SchulzLab / STITCHIT

Learning gene-specific regulatory elements from epigenetic data
11 stars 2 forks source link

P-value computation #1

Open quirinmanz opened 1 year ago

quirinmanz commented 1 year ago

Dear STITCHIT-Team,

In the Test for p-values using the vectors https://github.com/SchulzLab/STITCHIT/blob/641dc07c92f58d80ecc7c8f8b481dbc1b510cc58/test/corCompTest.cpp#L15 and https://github.com/SchulzLab/STITCHIT/blob/641dc07c92f58d80ecc7c8f8b481dbc1b510cc58/test/corCompTest.cpp#L20 the p-value is assumed to be 0.01866973 https://github.com/SchulzLab/STITCHIT/blob/641dc07c92f58d80ecc7c8f8b481dbc1b510cc58/test/corCompTest.cpp#L310-L314 . The corresponding R code:

> cor.test(c(1,2,3,4,5), c(1,2,4,3,5), alternative = "greater", method = "pearson")

    Pearson's product-moment correlation

data:  c(1, 2, 3, 4, 5) and c(1, 2, 4, 3, 5)
t = 3.5762, df = 3, p-value = 0.01869
alternative hypothesis: true correlation is greater than 0
95 percent confidence interval:
 0.2996475 1.0000000
sample estimates:
cor 
0.9 

> cor.test(c(1,2,3,4,5), c(1,2,4,3,5), alternative = "two.sided", method = "pearson")

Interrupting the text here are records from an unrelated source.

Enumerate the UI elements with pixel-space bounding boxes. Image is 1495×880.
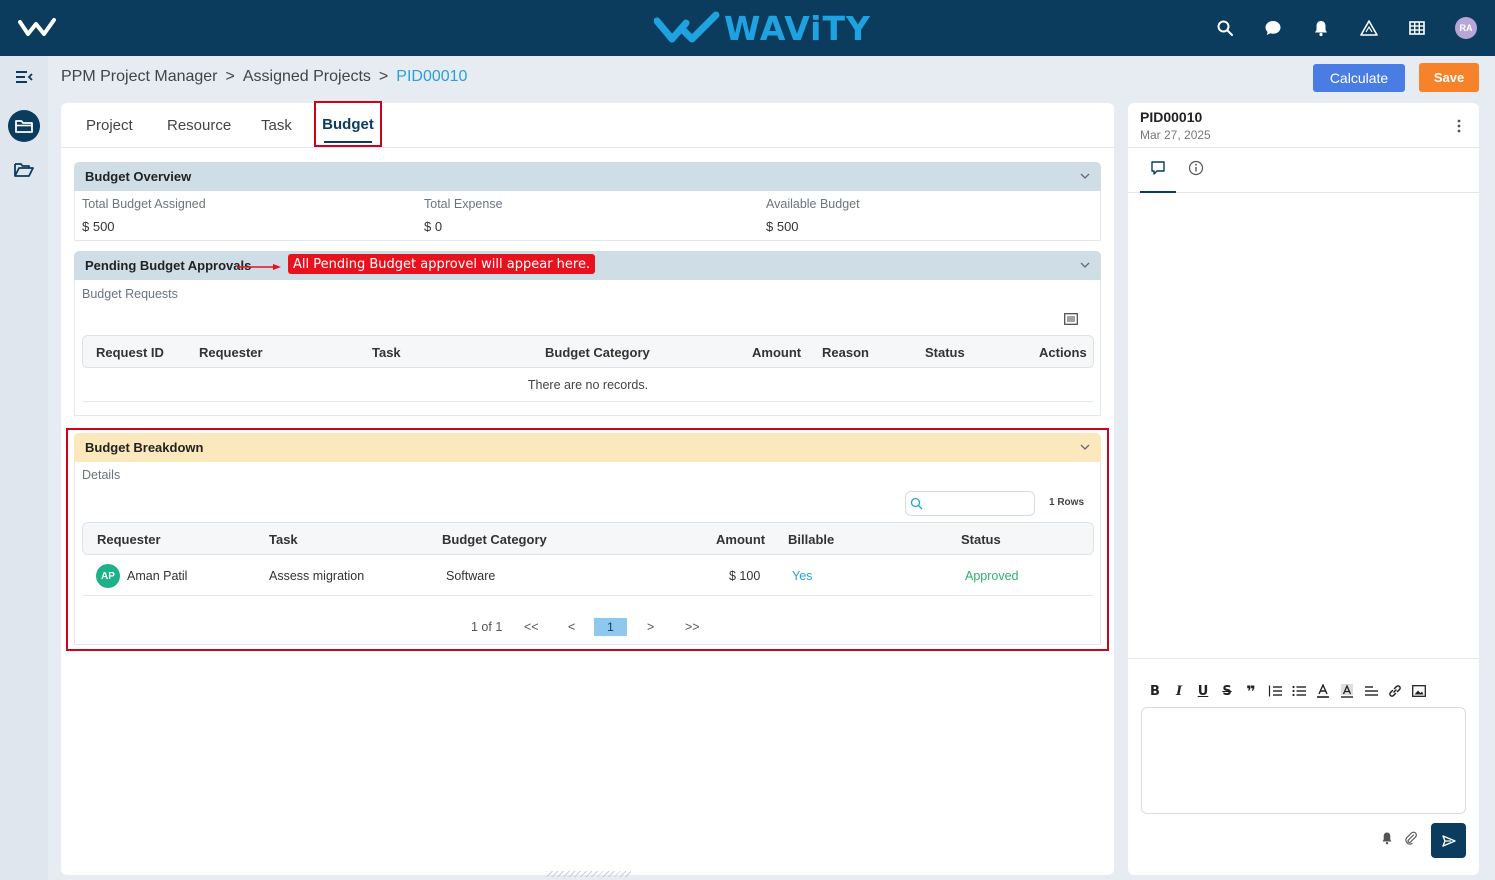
pending-approvals-title: Pending Budget Approvals [85,258,252,273]
open-folder-icon[interactable] [0,162,48,178]
record-id: PID00010 [1140,109,1203,125]
link-icon[interactable] [1383,681,1407,701]
budget-overview-header[interactable]: Budget Overview [74,162,1101,191]
chevron-down-icon[interactable] [1079,259,1091,271]
pending-approvals-header[interactable]: Pending Budget Approvals All Pending Bud… [74,251,1101,280]
overview-value: $ 500 [82,219,115,234]
app-logo-icon[interactable] [18,16,56,40]
menu-collapse-icon[interactable] [0,70,48,84]
attachment-icon[interactable] [1404,831,1418,845]
pending-approvals-body: Budget Requests Request ID Requester Tas… [74,280,1101,416]
col-status[interactable]: Status [925,345,965,360]
ordered-list-icon[interactable] [1263,681,1287,701]
overview-label: Total Expense [424,197,503,211]
italic-button[interactable]: I [1167,681,1191,701]
resize-handle[interactable] [546,871,631,877]
align-left-icon[interactable] [1359,681,1383,701]
record-date: Mar 27, 2025 [1140,128,1211,142]
budget-overview-section: Budget Overview Total Budget Assigned $ … [74,162,1101,241]
col-reason[interactable]: Reason [822,345,869,360]
info-icon[interactable] [1188,160,1204,176]
available-budget: Available Budget $ 500 [766,197,860,234]
comment-editor[interactable] [1141,707,1466,814]
pending-table-header: Request ID Requester Task Budget Categor… [82,335,1094,368]
bullet-list-icon[interactable] [1287,681,1311,701]
image-icon[interactable] [1407,681,1431,701]
breadcrumb-separator: > [378,68,389,85]
col-requester[interactable]: Requester [199,345,263,360]
calculate-button[interactable]: Calculate [1313,64,1405,92]
col-actions: Actions [1039,345,1087,360]
col-budget-category[interactable]: Budget Category [545,345,650,360]
send-button[interactable] [1431,823,1466,858]
brand-name: WAViTY [724,8,871,48]
comment-tab[interactable] [1140,156,1176,193]
wavity-mark-icon [654,11,720,43]
breadcrumb-ppm[interactable]: PPM Project Manager [61,68,218,86]
budget-overview-title: Budget Overview [85,169,192,184]
overview-label: Available Budget [766,197,860,211]
budget-overview-body: Total Budget Assigned $ 500 Total Expens… [74,191,1101,241]
overview-value: $ 0 [424,219,443,234]
text-color-icon[interactable] [1311,681,1335,701]
brand-logo: WAViTY [654,8,871,48]
annotation-callout: All Pending Budget approvel will appear … [288,254,596,274]
underline-button[interactable]: U [1191,681,1215,701]
col-amount[interactable]: Amount [752,345,801,360]
bold-button[interactable]: B [1143,681,1167,701]
main-panel: Project Resource Task Budget Budget Over… [61,101,1114,877]
total-budget-assigned: Total Budget Assigned $ 500 [82,197,206,234]
right-panel-tabs [1128,148,1479,193]
overview-value: $ 500 [766,219,799,234]
projects-folder-icon[interactable] [0,110,48,142]
save-button[interactable]: Save [1419,63,1479,92]
table-view-icon[interactable] [1064,313,1078,325]
editor-toolbar: B I U S ❞ [1143,681,1431,701]
total-expense: Total Expense $ 0 [424,197,503,234]
quote-button[interactable]: ❞ [1239,681,1263,701]
highlight-outline [66,428,1109,651]
tab-resource[interactable]: Resource [167,117,231,134]
breadcrumb-current: PID00010 [396,68,468,85]
user-avatar[interactable]: RA [1455,17,1477,39]
divider [1128,658,1479,659]
empty-state: There are no records. [82,368,1094,402]
top-icons: RA [1201,14,1477,42]
tab-budget[interactable]: Budget [314,101,382,147]
col-request-id[interactable]: Request ID [96,345,164,360]
pending-approvals-section: Pending Budget Approvals All Pending Bud… [74,251,1101,416]
comment-icon [1151,161,1165,175]
tab-bar: Project Resource Task Budget [61,101,1114,148]
budget-requests-label: Budget Requests [82,287,178,301]
breadcrumb: PPM Project Manager > Assigned Projects … [61,68,467,86]
search-icon[interactable] [1201,14,1249,42]
warning-triangle-icon[interactable] [1345,14,1393,42]
tab-project[interactable]: Project [86,117,133,134]
breadcrumb-separator: > [225,68,235,85]
breadcrumb-assigned-projects[interactable]: Assigned Projects [243,68,371,86]
send-icon [1441,834,1456,847]
overview-label: Total Budget Assigned [82,197,206,211]
grid-apps-icon[interactable] [1393,14,1441,42]
right-panel: PID00010 Mar 27, 2025 B I U S ❞ [1128,103,1479,875]
tab-task[interactable]: Task [261,117,292,134]
col-task[interactable]: Task [372,345,401,360]
left-rail [0,56,48,880]
bell-icon[interactable] [1297,14,1345,42]
strikethrough-button[interactable]: S [1215,681,1239,701]
chat-icon[interactable] [1249,14,1297,42]
top-bar: WAViTY RA [0,0,1495,56]
highlight-color-icon[interactable] [1335,681,1359,701]
arrow-right-icon [237,264,281,270]
kebab-menu-icon[interactable] [1457,119,1461,133]
chevron-down-icon[interactable] [1079,170,1091,182]
notify-bell-icon[interactable] [1380,831,1394,845]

    Pearson's product-moment correlation

data:  c(1, 2, 3, 4, 5) and c(1, 2, 4, 3, 5)
t = 3.5762, df = 3, p-value = 0.03739
alternative hypothesis: true correlation is not equal to 0
95 percent confidence interval:
 0.08610194 0.99343752
sample estimates:
cor 
0.9

As one can see, the alternative hypothesis used in the computation in STITCHIT is one-sided ("greater"). https://github.com/SchulzLab/STITCHIT/blob/641dc07c92f58d80ecc7c8f8b481dbc1b510cc58/core/CorComp.cpp#L170 To also account for significant negative correlations, STITCHIT uses the absolute correlation for the Fisher's transformation: https://github.com/SchulzLab/STITCHIT/blob/641dc07c92f58d80ecc7c8f8b481dbc1b510cc58/core/CorComp.cpp#L141-L149

Does this violate the alternative hypothesis, which should be two-sided (corr != 0)?

Best, Quirin

quirinmanz commented 1 year ago

Dividing the p-value threshold by 2 in core/main.cpp could solve this issue, as far as I can judge.